Even Hoss was beginning to look more appealing. Tick tick tick.

“No,” Adam said smugly. “E. B. Special is short for Early Bird Special. After all he is from Florida.

“The television reported concluded “Attempts by The Associated Press to reach Michael Guillen, a freelance journalist and former ABC-TV science editor who was arranging the DNA testing, were not successful. A spokeswoman for Clonaid said she was not familiar with Boisselier’s broadcast remarks and was unable, unwilling and unlikely to comment. Disney also owns ABC.”

“Good thing they don’t own PAX,” Ben said as the “Miraculous Pets Saved By Richard Thomas Show” started. “Today’s episode “radioactive two headed calves of the Comstock.”

“Heck, it’s a rerun!” Doc Martin muttered.
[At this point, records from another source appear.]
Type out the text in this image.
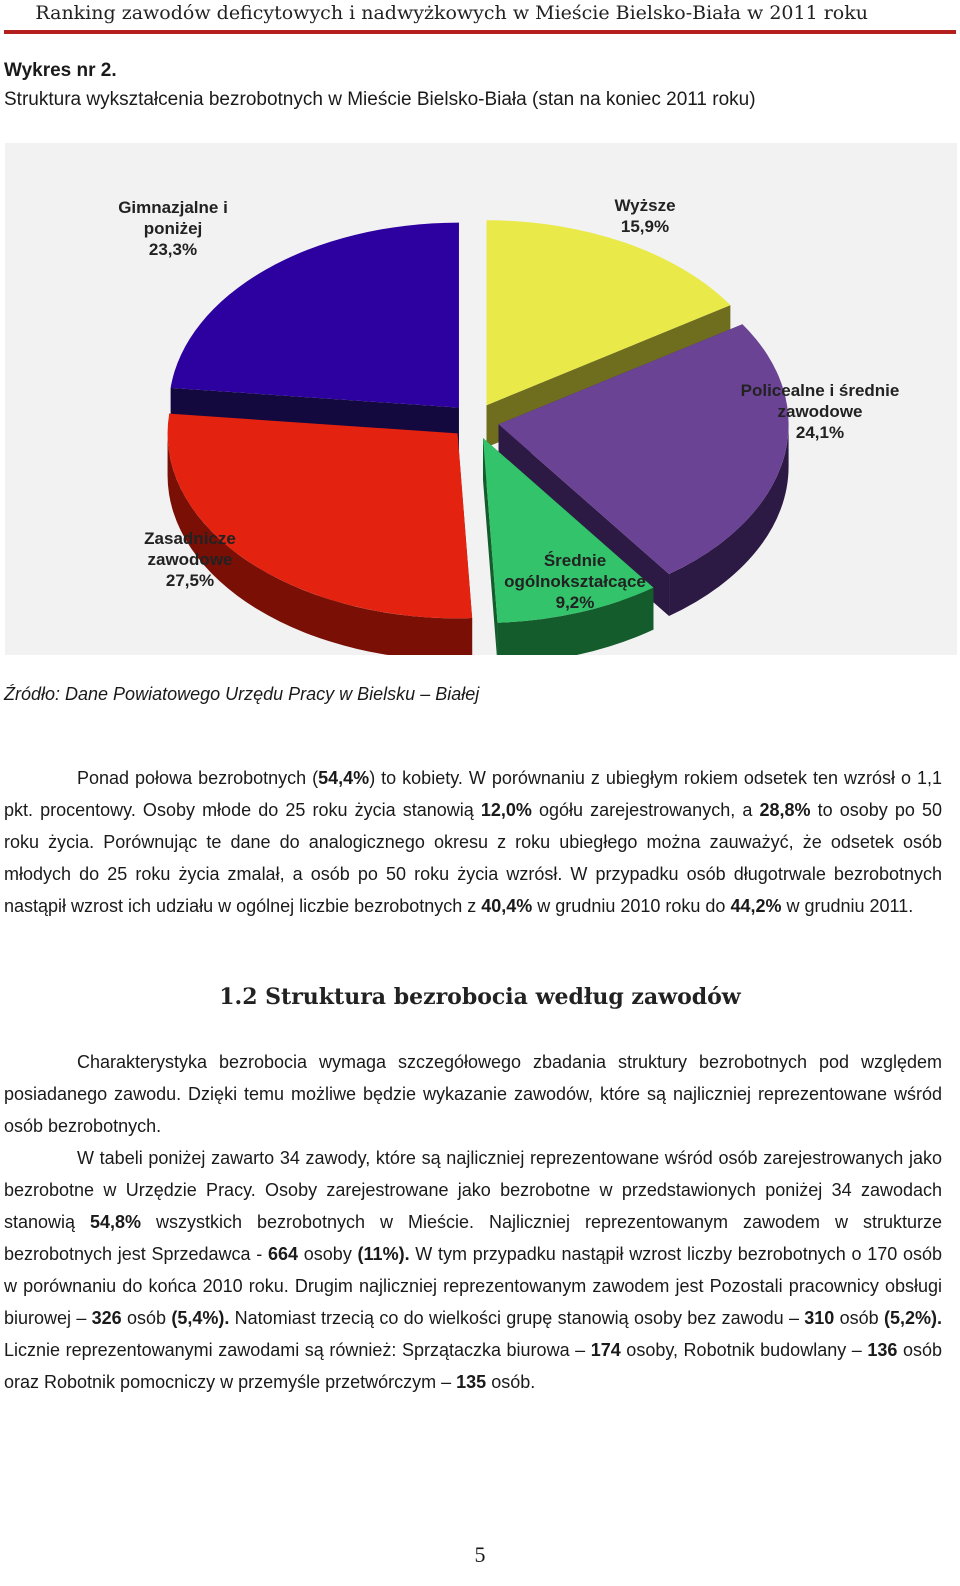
Ranking zawodów deficytowych i nadwyżkowych w Mieście Bielsko-Biała w 2011 roku
Wykres nr 2.
Struktura wykształcenia bezrobotnych w Mieście Bielsko-Biała (stan na koniec 2011 roku)
Wyższe 15,9%
Policealne i średnie zawodowe 24,1%
Średnie ogólnokształcące 9,2%
Zasadnicze zawodowe 27,5%
Gimnazjalne i poniżej 23,3%
Źródło: Dane Powiatowego Urzędu Pracy w Bielsku – Białej

Ponad połowa bezrobotnych (54,4%) to kobiety. W porównaniu z ubiegłym rokiem odsetek ten wzrósł o 1,1 pkt. procentowy. Osoby młode do 25 roku życia stanowią 12,0% ogółu zarejestrowanych, a 28,8% to osoby po 50 roku życia. Porównując te dane do analogicznego okresu z roku ubiegłego można zauważyć, że odsetek osób młodych do 25 roku życia zmalał, a osób po 50 roku życia wzrósł. W przypadku osób długotrwale bezrobotnych nastąpił wzrost ich udziału w ogólnej liczbie bezrobotnych z 40,4% w grudniu 2010 roku do 44,2% w grudniu 2011.

1.2 Struktura bezrobocia według zawodów

Charakterystyka bezrobocia wymaga szczegółowego zbadania struktury bezrobotnych pod względem posiadanego zawodu. Dzięki temu możliwe będzie wykazanie zawodów, które są najliczniej reprezentowane wśród osób bezrobotnych.

W tabeli poniżej zawarto 34 zawody, które są najliczniej reprezentowane wśród osób zarejestrowanych jako bezrobotne w Urzędzie Pracy. Osoby zarejestrowane jako bezrobotne w przedstawionych poniżej 34 zawodach stanowią 54,8% wszystkich bezrobotnych w Mieście. Najliczniej reprezentowanym zawodem w strukturze bezrobotnych jest Sprzedawca - 664 osoby (11%). W tym przypadku nastąpił wzrost liczby bezrobotnych o 170 osób w porównaniu do końca 2010 roku. Drugim najliczniej reprezentowanym zawodem jest Pozostali pracownicy obsługi biurowej – 326 osób (5,4%). Natomiast trzecią co do wielkości grupę stanowią osoby bez zawodu – 310 osób (5,2%). Licznie reprezentowanymi zawodami są również: Sprzątaczka biurowa – 174 osoby, Robotnik budowlany – 136 osób oraz Robotnik pomocniczy w przemyśle przetwórczym – 135 osób.

5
“But it is a good one!” Hoss grinned.

“Hope they don’t edit out the best parts,” Ben sighed. “The glow in the dark breech birth and chicken who plays naughty sea chanties on a tiny piano. Give me the remote, Adam. I want to turn this up louder. ”

Ben and Longlost stand with their arms around each others shoulders and nostalgically sing the sea chanty along with the chicken. It was the same song they learned as sailors on Abel Stoddard’s schooner, the Love Boat.